Location
- 260 Cougar Drive Southport, North Carolina 28461 United States 34°00′41″N 78°02′34″W﻿ / ﻿34.0114°N 78.0428°W

Information
- Type: Public
- Motto: Set the Standard
- Established: 1972 (54 years ago)
- CEEB code: 340393
- Principal: Dr. Brad Lewis
- Teaching staff: 67.63 (FTE)
- Enrollment: 1,054 (2025–2026)
- Student to teacher ratio: 17.06
- Campus: 44 acres (180,000 m^{2})
- Colors: Carolina blue and navy
- Athletics conference: 5A; Southeastern 3A/4A/5A Conference
- Team name: Cougars
- Website: sbhs.bcswan.net

= South Brunswick High School (North Carolina) =

American public school in North Carolina

South Brunswick High School is a high school within the Brunswick County School District in Southport, North Carolina.

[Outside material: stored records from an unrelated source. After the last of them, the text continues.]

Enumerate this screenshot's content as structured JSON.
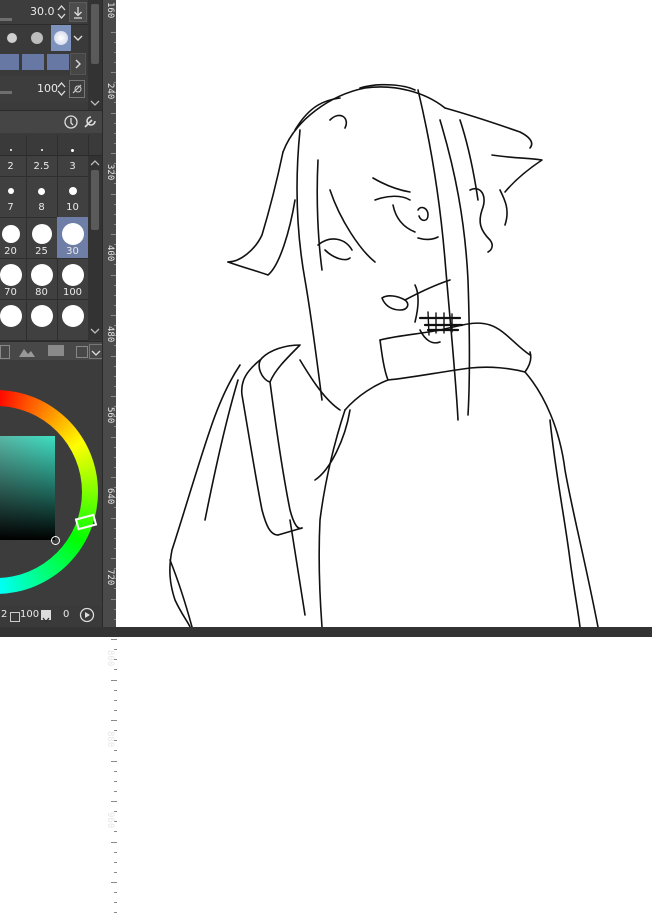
{
  "tool_property": {
    "size_value": "30.0",
    "opacity_value": "100"
  },
  "brush_size_grid": {
    "rows": [
      [
        "2",
        "2.5",
        "3"
      ],
      [
        "7",
        "8",
        "10"
      ],
      [
        "20",
        "25",
        "30"
      ],
      [
        "70",
        "80",
        "100"
      ],
      [
        "",
        "",
        ""
      ]
    ],
    "selected": "30"
  },
  "ruler": {
    "labels": [
      "160",
      "240",
      "320",
      "400",
      "480",
      "560",
      "640",
      "720",
      "800",
      "880",
      "960"
    ]
  },
  "color_panel": {
    "status_text": "2",
    "zoom_text": "100",
    "value_text": "0"
  },
  "icons": {
    "size_stepper": "stepper-icon",
    "download": "download-arrow-icon",
    "dropdown": "chevron-down-icon",
    "next": "chevron-right-icon",
    "opacity_stepper": "stepper-icon",
    "link": "link-icon",
    "settings": "settings-icon",
    "wrench": "wrench-icon",
    "play": "play-circle-icon"
  }
}
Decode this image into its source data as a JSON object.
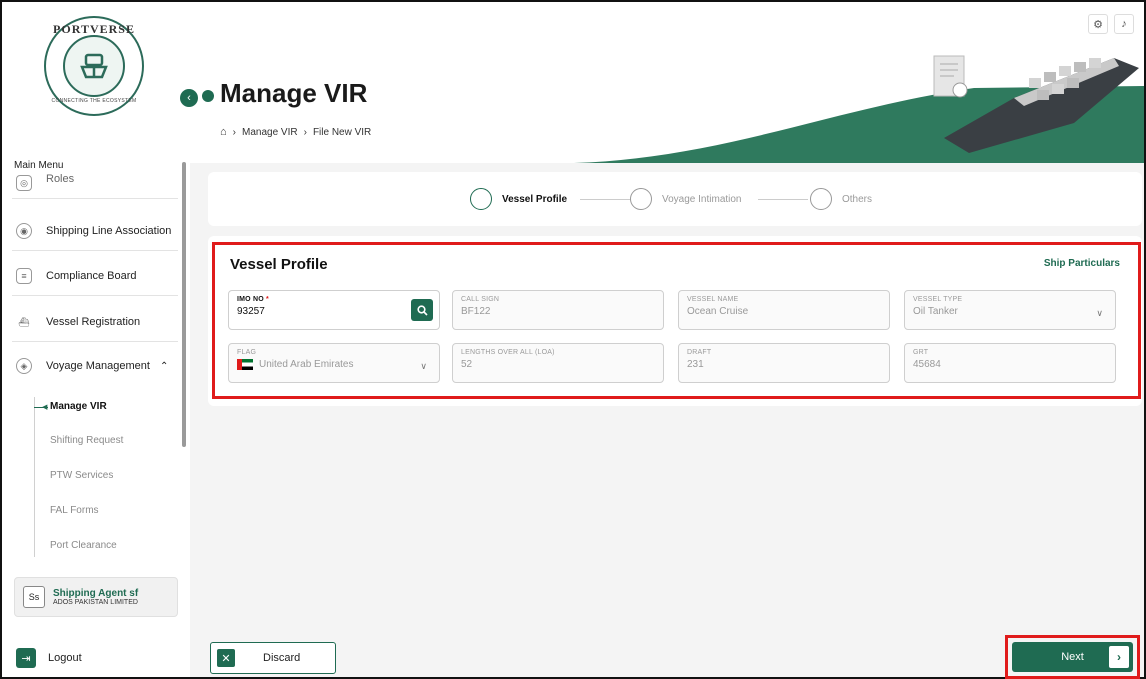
{
  "brand": {
    "logo_top": "PORTVERSE",
    "logo_bottom": "CONNECTING THE ECOSYSTEM"
  },
  "sidebar": {
    "main_menu_label": "Main Menu",
    "items": [
      {
        "label": "Roles",
        "icon": "roles-icon"
      },
      {
        "label": "Shipping Line Association",
        "icon": "association-icon"
      },
      {
        "label": "Compliance Board",
        "icon": "document-icon"
      },
      {
        "label": "Vessel Registration",
        "icon": "ship-icon"
      },
      {
        "label": "Voyage Management",
        "icon": "location-pin-icon"
      }
    ],
    "submenu": [
      {
        "label": "Manage VIR"
      },
      {
        "label": "Shifting Request"
      },
      {
        "label": "PTW Services"
      },
      {
        "label": "FAL Forms"
      },
      {
        "label": "Port Clearance"
      }
    ],
    "agent": {
      "initials": "Ss",
      "name": "Shipping Agent sf",
      "org": "ADOS PAKISTAN LIMITED"
    },
    "logout_label": "Logout"
  },
  "header": {
    "title": "Manage VIR",
    "breadcrumb": [
      "Manage VIR",
      "File New VIR"
    ]
  },
  "stepper": {
    "steps": [
      {
        "label": "Vessel Profile",
        "active": true
      },
      {
        "label": "Voyage Intimation",
        "active": false
      },
      {
        "label": "Others",
        "active": false
      }
    ]
  },
  "profile": {
    "title": "Vessel Profile",
    "ship_particulars_link": "Ship Particulars",
    "fields": {
      "imo": {
        "label": "IMO NO",
        "required": "*",
        "value": "93257"
      },
      "call_sign": {
        "label": "CALL SIGN",
        "value": "BF122"
      },
      "vessel_name": {
        "label": "VESSEL NAME",
        "value": "Ocean Cruise"
      },
      "vessel_type": {
        "label": "VESSEL TYPE",
        "value": "Oil Tanker"
      },
      "flag": {
        "label": "FLAG",
        "value": "United Arab Emirates"
      },
      "loa": {
        "label": "LENGTHS OVER ALL (LOA)",
        "value": "52"
      },
      "draft": {
        "label": "DRAFT",
        "value": "231"
      },
      "grt": {
        "label": "GRT",
        "value": "45684"
      }
    }
  },
  "footer": {
    "discard_label": "Discard",
    "next_label": "Next"
  },
  "colors": {
    "brand_green": "#1f6b52",
    "highlight_red": "#e01b1b"
  }
}
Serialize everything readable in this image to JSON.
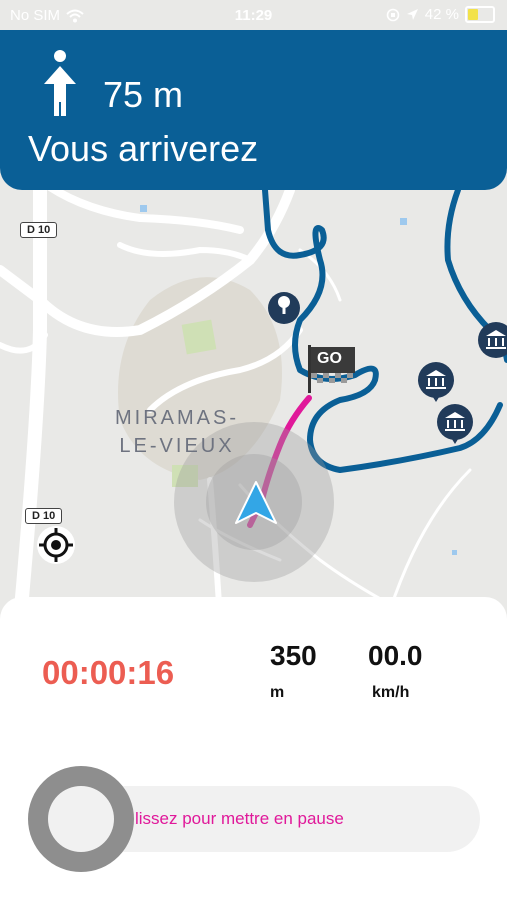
{
  "status_bar": {
    "carrier": "No SIM",
    "time": "11:29",
    "battery": "42 %"
  },
  "navigation": {
    "distance": "75 m",
    "instruction": "Vous arriverez",
    "maneuver_icon": "straight-arrow-icon"
  },
  "map": {
    "place_label_line1": "MIRAMAS-",
    "place_label_line2": "LE-VIEUX",
    "road_badge_top": "D 10",
    "road_badge_bottom": "D 10",
    "go_label": "GO",
    "colors": {
      "route": "#0a5f96",
      "active_path": "#e0199a",
      "banner": "#0a5f96"
    }
  },
  "stats": {
    "elapsed_time": "00:00:16",
    "distance_value": "350",
    "distance_unit": "m",
    "speed_value": "00.0",
    "speed_unit": "km/h"
  },
  "pause_slider": {
    "label": "lissez pour mettre en pause"
  }
}
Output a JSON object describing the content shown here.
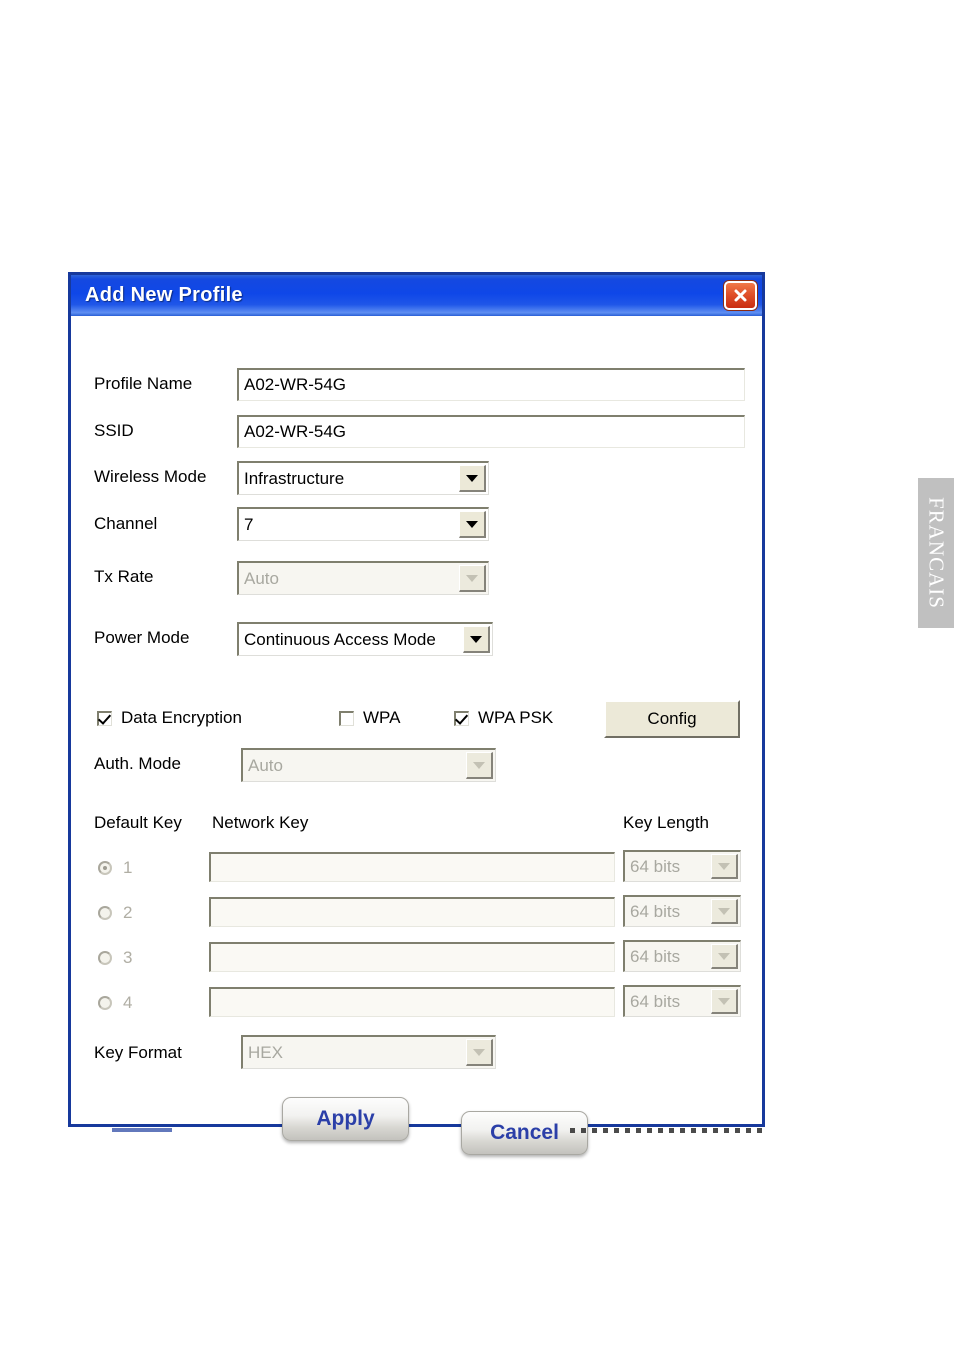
{
  "page": {
    "side_tab_label": "FRANCAIS"
  },
  "dialog": {
    "title": "Add New Profile",
    "close_icon": "close-icon",
    "fields": {
      "profile_name": {
        "label": "Profile Name",
        "value": "A02-WR-54G"
      },
      "ssid": {
        "label": "SSID",
        "value": "A02-WR-54G"
      },
      "wireless_mode": {
        "label": "Wireless Mode",
        "value": "Infrastructure",
        "enabled": true
      },
      "channel": {
        "label": "Channel",
        "value": "7",
        "enabled": true
      },
      "tx_rate": {
        "label": "Tx Rate",
        "value": "Auto",
        "enabled": false
      },
      "power_mode": {
        "label": "Power Mode",
        "value": "Continuous Access Mode",
        "enabled": true
      }
    },
    "security": {
      "data_encryption": {
        "label": "Data Encryption",
        "checked": true
      },
      "wpa": {
        "label": "WPA",
        "checked": false
      },
      "wpa_psk": {
        "label": "WPA PSK",
        "checked": true
      },
      "config_button": "Config",
      "auth_mode": {
        "label": "Auth. Mode",
        "value": "Auto",
        "enabled": false
      }
    },
    "key_table": {
      "headers": {
        "default_key": "Default Key",
        "network_key": "Network Key",
        "key_length": "Key Length"
      },
      "rows": [
        {
          "index": "1",
          "selected": true,
          "network_key": "",
          "key_length": "64 bits"
        },
        {
          "index": "2",
          "selected": false,
          "network_key": "",
          "key_length": "64 bits"
        },
        {
          "index": "3",
          "selected": false,
          "network_key": "",
          "key_length": "64 bits"
        },
        {
          "index": "4",
          "selected": false,
          "network_key": "",
          "key_length": "64 bits"
        }
      ]
    },
    "key_format": {
      "label": "Key Format",
      "value": "HEX",
      "enabled": false
    },
    "buttons": {
      "apply": "Apply",
      "cancel": "Cancel"
    }
  }
}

The school is currently the smallest of the three public high schools in Brunswick County Schools. The Cougars are a member of the North Carolina High School Athletic Association (NCHSAA) and are classified as a 5A school. The school is a part of the Southeastern 3A/4A/5A Conference.

South Brunswick High School has the largest district by area in Brunswick County out of the three public high schools. The main areas that are occupied by South Brunswick High School include Winnabow, Leland, Town Creek, Oak Island, Southport, Boliva, Boiling Springs Lakes, Supply, and Varnamtown.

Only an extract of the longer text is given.